A thread module is a part of a function. One module is used to decode data packets, another module is a detection module, and the other module is an output module. A packet can be processed by multiple threads. The packet will pass through the queue to the next thread. Packets can only be processed by one thread at a time, but the engine can process multiple packets at a time. (see Max-pending-packets) A thread can have one or more thread modules. If they have more modules, they can only be activated once. The way threads, modules and queues are arranged together is called Runmode.
You can choose one of several predefined operating modes. The command line option -list-runmodes displays all available running modes. All operating modes have a name: automatic, single and automatic.

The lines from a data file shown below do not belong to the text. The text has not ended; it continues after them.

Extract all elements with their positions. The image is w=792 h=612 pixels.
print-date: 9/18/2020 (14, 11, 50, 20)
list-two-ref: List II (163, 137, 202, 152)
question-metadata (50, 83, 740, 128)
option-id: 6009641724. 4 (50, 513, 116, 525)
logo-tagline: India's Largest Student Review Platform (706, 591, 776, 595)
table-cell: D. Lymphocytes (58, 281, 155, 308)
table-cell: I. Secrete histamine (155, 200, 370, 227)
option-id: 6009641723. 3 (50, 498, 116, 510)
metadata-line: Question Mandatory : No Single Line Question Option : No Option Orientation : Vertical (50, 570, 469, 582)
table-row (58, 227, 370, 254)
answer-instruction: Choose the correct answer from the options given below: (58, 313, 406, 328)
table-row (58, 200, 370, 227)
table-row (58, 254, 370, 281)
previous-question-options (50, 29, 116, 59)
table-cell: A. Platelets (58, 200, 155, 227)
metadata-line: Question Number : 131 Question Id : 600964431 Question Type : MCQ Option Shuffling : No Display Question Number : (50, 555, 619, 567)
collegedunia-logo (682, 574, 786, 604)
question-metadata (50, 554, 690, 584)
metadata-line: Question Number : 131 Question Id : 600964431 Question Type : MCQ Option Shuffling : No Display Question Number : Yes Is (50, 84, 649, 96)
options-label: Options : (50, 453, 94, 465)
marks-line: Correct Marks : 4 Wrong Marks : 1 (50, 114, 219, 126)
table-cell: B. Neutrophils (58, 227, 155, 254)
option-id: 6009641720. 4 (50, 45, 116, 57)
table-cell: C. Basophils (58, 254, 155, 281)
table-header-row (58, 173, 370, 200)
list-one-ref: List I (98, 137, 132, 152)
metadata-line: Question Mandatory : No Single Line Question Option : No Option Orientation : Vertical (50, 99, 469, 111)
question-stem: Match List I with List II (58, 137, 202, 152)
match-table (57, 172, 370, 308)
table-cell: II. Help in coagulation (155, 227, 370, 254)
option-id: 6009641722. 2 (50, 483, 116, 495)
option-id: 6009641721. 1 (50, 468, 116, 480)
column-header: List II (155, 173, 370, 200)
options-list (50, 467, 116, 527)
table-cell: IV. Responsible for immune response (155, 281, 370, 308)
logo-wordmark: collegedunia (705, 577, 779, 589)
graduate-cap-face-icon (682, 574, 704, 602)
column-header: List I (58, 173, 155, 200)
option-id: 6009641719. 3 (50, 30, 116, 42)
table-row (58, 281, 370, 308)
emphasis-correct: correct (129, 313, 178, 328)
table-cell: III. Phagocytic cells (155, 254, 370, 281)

The most important task is detection; A packet will be checked for thousands of signatures.
Example of default operation mode:
In pfring mode, each process follows its own fixed route in operation mode.
Suricata needs to run in worker mode to get the best performance. This actually means that there are multiple threads, each running a complete package pipeline, and each thread receives the package from the capture method. This means that we rely on the capture method to distribute packets to different threads. One of the key aspects is that Suricata needs to get two aspects of the process in the right order in the same thread.

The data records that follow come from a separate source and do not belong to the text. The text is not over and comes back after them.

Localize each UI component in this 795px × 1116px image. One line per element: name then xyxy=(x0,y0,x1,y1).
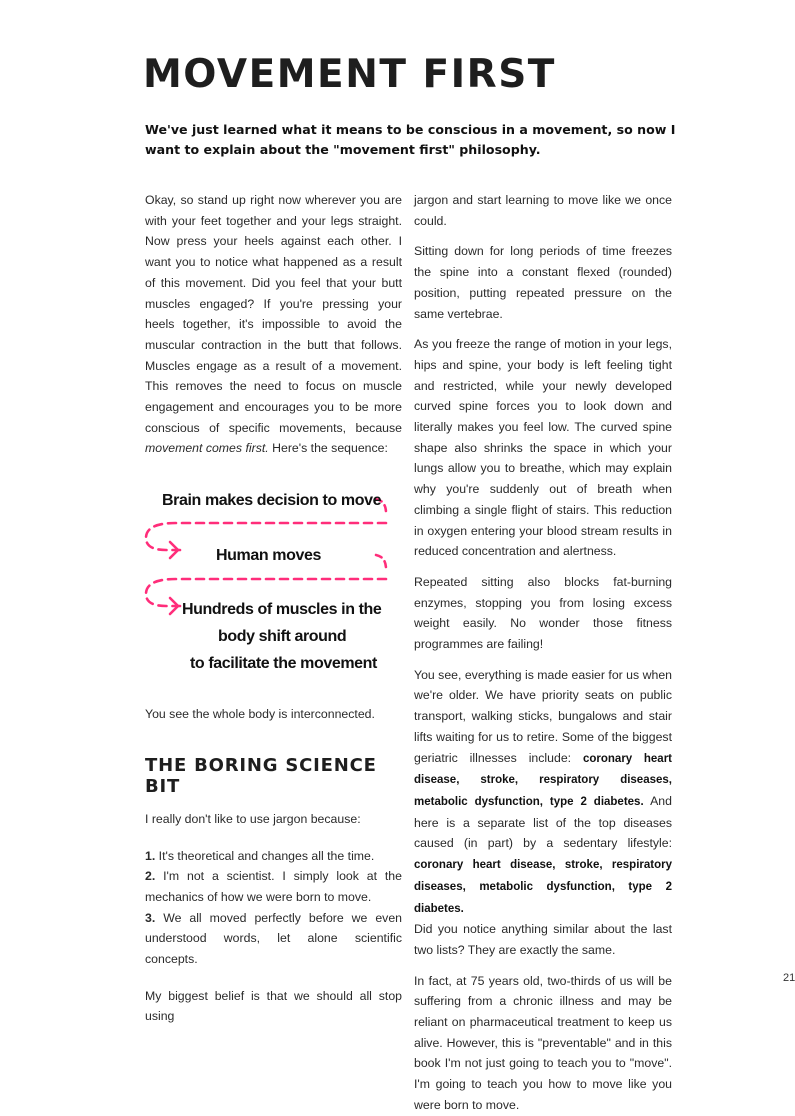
bold-disease-list: coronary heart disease, stroke, respiratory diseases, metabolic dysfunction, type 2 diabetes. xyxy=(414,859,672,915)
list-number: 3. xyxy=(145,910,156,925)
page-title: MOVEMENT FIRST xyxy=(143,52,556,97)
left-column xyxy=(145,190,402,1027)
paragraph: My biggest belief is that we should all stop using xyxy=(145,988,402,1024)
bold-disease-list: coronary heart disease, stroke, respiratory diseases, metabolic dysfunction, type 2 diabetes. xyxy=(414,752,672,808)
paragraph xyxy=(414,665,672,961)
text: You see, everything is made easier for us when we're older. We have priority seats on public transport, walking sticks, bungalows and stair lifts waiting for us to retire. Some of the biggest geriatric illnesses include: xyxy=(414,667,672,765)
flow-step-3: Hundreds of muscles in the xyxy=(182,601,382,619)
section-heading: THE BORING SCIENCE BIT xyxy=(145,754,377,797)
list-text: It's theoretical and changes all the time. xyxy=(155,848,375,863)
numbered-list xyxy=(145,846,402,970)
paragraph: Sitting down for long periods of time freezes the spine into a constant flexed (rounded) position, putting repeated pressure on the same vertebrae. xyxy=(414,244,672,321)
list-item xyxy=(145,866,402,907)
list-item xyxy=(145,846,402,867)
paragraph xyxy=(145,190,402,459)
list-text: We all moved perfectly before we even understood words, let alone scientific concepts. xyxy=(145,910,402,967)
list-item xyxy=(145,908,402,970)
flow-step-1: Brain makes decision to move xyxy=(162,492,382,510)
flow-step-2: Human moves xyxy=(216,547,321,565)
movement-sequence-diagram xyxy=(140,481,400,686)
paragraph: jargon and start learning to move like we once could. xyxy=(414,193,672,228)
italic-text: movement comes first. xyxy=(145,441,269,456)
text: Did you notice anything similar about the last two lists? They are exactly the same. xyxy=(414,922,672,957)
text: Here's the sequence: xyxy=(268,441,388,456)
list-number: 2. xyxy=(145,869,156,884)
list-number: 1. xyxy=(145,848,156,863)
flow-step-3-line-2: body shift around xyxy=(218,628,347,646)
list-text: I'm not a scientist. I simply look at the mechanics of how we were born to move. xyxy=(145,869,402,904)
text: Okay, so stand up right now wherever you are with your feet together and your legs straight. Now press your heels against each other. I want you to notice what happened as a result of this movement. Did you feel that your butt muscles engaged? If you're pressing your heels together, it's impossible to avoid the muscular contraction in the butt that follows. Muscles engage as a result of a movement. This removes the need to focus on muscle engagement and encourages you to be more conscious of specific movements, because xyxy=(145,193,402,435)
text: And here is a separate list of the top diseases caused (in part) by a sedentary lifestyle: xyxy=(414,793,672,851)
paragraph: As you freeze the range of motion in your legs, hips and spine, your body is left feeling tight and restricted, while your newly developed curved spine forces you to look down and literally makes you feel low. The curved spine shape also shrinks the space in which your lungs allow you to breathe, which may explain why you're suddenly out of breath when climbing a single flight of stairs. This reduction in oxygen entering your blood stream results in reduced concentration and alertness. xyxy=(414,337,672,559)
paragraph: Repeated sitting also blocks fat-burning enzymes, stopping you from losing excess weight easily. No wonder those fitness programmes are failing! xyxy=(414,574,672,652)
flow-step-3-line-3: to facilitate the movement xyxy=(190,655,377,673)
intro-text: We've just learned what it means to be conscious in a movement, so now I want to explain about the "movement first" philosophy. xyxy=(145,122,676,157)
right-column xyxy=(414,190,672,1116)
paragraph: In fact, at 75 years old, two-thirds of us will be suffering from a chronic illness and may be reliant on pharmaceutical treatment to keep us alive. However, this is "preventable" and in this book I'm not just going to teach you to "move". I'm going to teach you how to move like you were born to move. xyxy=(414,973,672,1112)
paragraph: I really don't like to use jargon because: xyxy=(145,811,361,826)
paragraph: You see the whole body is interconnected. xyxy=(145,707,375,722)
page-number: 21 xyxy=(783,972,795,984)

Both AF_PACKET and PF_RING capture methods have the option of selecting "cluster type". These defaults are "cluster_flow", which means that the capture method hashes by stream (5-tuple). This hash is symmetric.
The network diagram has no built-in cluster_flow mode. You can use the "lb" tool to add it separately:/luigirizzo/netmap/tree/master/apps/lb.
On almost all modern network cards with multiple queues, RSS settings need to be considered.
Receiver Scaling (RSS) is a technology used by network cards to distribute incoming traffic to various queues on the network cards. This is to improve performance, but it is important to realize that it is designed for normal traffic, not for IDS packet capture. RSS uses a hash algorithm to distribute incoming traffic to queues. This hash function is usually asymmetric. This means that when two ends of a stream are received, each end may end up in a different queue. Unfortunately, when deploying Suricata, this is a common situation when using span ports or Trap.
The problem here is that the order of packet processing becomes unpredictable because the two ends of the traffic are placed in different queues. The time difference between network card, driver, kernel and Suricata will lead to the order of data packets entering the network higher than that of the network. This is specifically about the mismatch between the two traffic directions. For example, Suricata tracks TCP 3 handshakes. Due to this time problem, SYN/ACK can only be received by Suricata after the client starts sending data to the server. Suricata will treat this traffic as invalid.
AF_PACKET, PF_RING or NETMAP can't solve this problem. This will require buffering and packet reordering, which is expensive.
To see how many queues are configured:
Some network cards allow you to set it to symmetric mode. Intel X(L)7 10 card can do this in theory, but the driver has not been able to do this (the work is trying to solve this problem). Another solution is to set a special "random key" to make RSS symmetric. See http://www.ndsl.kaist.edu/~kyoungsoo/papers/TR-symRSS.pdf.
But in most cases, the best solution is to reduce the number of RSS queues to 1:
Example:
Some drivers do not support setting the number of queues through ethtool. In some cases, there is a module loading time option. For more information, please read the driver documentation.
The network card, the driver and the kernel itself all have various technologies to speed up the processing of data packets. Usually these will be disabled.
The LRO/GRO protocol combines various smaller data packets into a large "super data packet". These needs are disabled because they break the dsize keyword and TCP status tracking.
You can enable checksum offload on AF_PACKET and PF_RING, but you need to disable it on PCAP, network map, etc.
Read your driver documentation! For example. For i40e, if it is not done correctly, the ethtool change of RSS queue may cause kernel crash.
General: Set the RSS queue to 1 or ensure that the RSS hash is symmetric. Disable NIC uninstallation.
AF_PACKET: 1+0 RSS queue and stay in the kernel = 4.4. 16,>= 4.6.5 or > = 4.7.
Exception: If RSS is a symmetric cluster type, you can use "cluster_qm" to bind Suricata to the RSS queue. Disable NIC uninstallation except rx/tx csum.
PF_RING: 1+0 RSS queue, using cluster type "cluster_flow". Disable NIC uninstallation except rx/tx csum.
Web map: 1 RSS queue. There is no built-in traffic-based load balancing, but the "lb" tool can help. Another option is to use the "autofp" running mode.
Exception: If RSS is symmetric and load balancing is based on RSS hash, multiple RSS queues can be used. Disable all NIC uninstallation.